At the forum, HDS presented their SRM roadmap. If it all comes to fruition then I'll be able to do my provisioning, monitoring and other storage management tasks using my Blackberry whilst sipping Pina Colada's on a Carribbean beach. Back in the real world, my concern is that if the existing tools don't even install cleanly, how am I expected to trust a tool which is moving my disks around dynamically in the background?
It's easy for me to target HDS in this instance but all vendors are equally culpable. I think there's a need for vendors to "walk before they can run". Personally, I'd have more trust in a software tool that was 100% reliable than one which offered me lots of new whizzy features. Vendors, get the basics sorted. Get confidence in your tools and build on that. That way I might get to do provisioning from the beach before I'm too old and grey to enjoy it.
2 comments:
Hi Chris. How's it going?

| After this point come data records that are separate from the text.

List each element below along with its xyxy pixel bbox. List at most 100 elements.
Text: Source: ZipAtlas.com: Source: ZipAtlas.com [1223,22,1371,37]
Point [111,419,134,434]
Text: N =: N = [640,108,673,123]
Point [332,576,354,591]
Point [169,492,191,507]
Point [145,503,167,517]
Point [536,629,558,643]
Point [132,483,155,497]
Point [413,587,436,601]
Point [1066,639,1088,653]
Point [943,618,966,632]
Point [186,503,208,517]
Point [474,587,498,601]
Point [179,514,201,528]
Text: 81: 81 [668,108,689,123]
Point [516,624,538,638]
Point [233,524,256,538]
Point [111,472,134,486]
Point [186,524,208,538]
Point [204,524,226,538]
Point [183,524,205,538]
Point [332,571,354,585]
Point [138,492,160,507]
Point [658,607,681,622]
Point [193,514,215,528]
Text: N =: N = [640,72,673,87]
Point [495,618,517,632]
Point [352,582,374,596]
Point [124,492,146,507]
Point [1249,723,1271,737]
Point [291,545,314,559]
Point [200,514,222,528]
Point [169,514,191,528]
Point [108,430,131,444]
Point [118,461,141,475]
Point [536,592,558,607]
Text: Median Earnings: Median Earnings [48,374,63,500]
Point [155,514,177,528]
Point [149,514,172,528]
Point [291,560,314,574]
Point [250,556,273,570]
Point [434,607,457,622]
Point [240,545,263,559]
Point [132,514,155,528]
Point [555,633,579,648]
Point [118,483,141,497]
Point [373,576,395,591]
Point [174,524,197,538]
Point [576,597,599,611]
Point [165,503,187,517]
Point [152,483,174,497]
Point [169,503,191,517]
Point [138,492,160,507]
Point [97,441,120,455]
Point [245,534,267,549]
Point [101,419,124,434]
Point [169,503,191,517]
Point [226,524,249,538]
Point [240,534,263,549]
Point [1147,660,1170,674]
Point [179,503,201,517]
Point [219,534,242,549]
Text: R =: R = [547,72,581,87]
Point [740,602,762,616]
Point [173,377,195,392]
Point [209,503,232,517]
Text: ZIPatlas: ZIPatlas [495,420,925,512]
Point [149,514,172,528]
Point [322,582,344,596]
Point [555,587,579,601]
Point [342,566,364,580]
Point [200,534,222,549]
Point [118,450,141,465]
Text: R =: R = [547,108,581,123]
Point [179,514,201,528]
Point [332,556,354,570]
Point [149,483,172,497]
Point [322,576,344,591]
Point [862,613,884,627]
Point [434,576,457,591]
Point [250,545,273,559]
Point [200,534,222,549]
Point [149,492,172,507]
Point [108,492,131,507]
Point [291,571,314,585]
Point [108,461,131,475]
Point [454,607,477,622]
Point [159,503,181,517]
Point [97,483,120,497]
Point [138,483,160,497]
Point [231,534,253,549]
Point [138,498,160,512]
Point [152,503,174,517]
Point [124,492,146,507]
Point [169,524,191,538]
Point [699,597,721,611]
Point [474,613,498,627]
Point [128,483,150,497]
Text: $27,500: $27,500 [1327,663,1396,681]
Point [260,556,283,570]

I've been banging my head against a brick wall trying to install HiCommand Device Manager on a VM until I saw your post on the subject! I've never heard of DEP before. It would have been nice if Windows had given out some sort of error rather than just killing the install process. Is that what you were finding?
Hi Richard, yes, Windows just appears to kill the process however if you look in the event log you can see the problem there. I only resolved the issue with a call to HDS. The problem occurs on VM and non-VM installations so its not a virtualisation specific issue. HDS need to sort out their software to run with Wink23!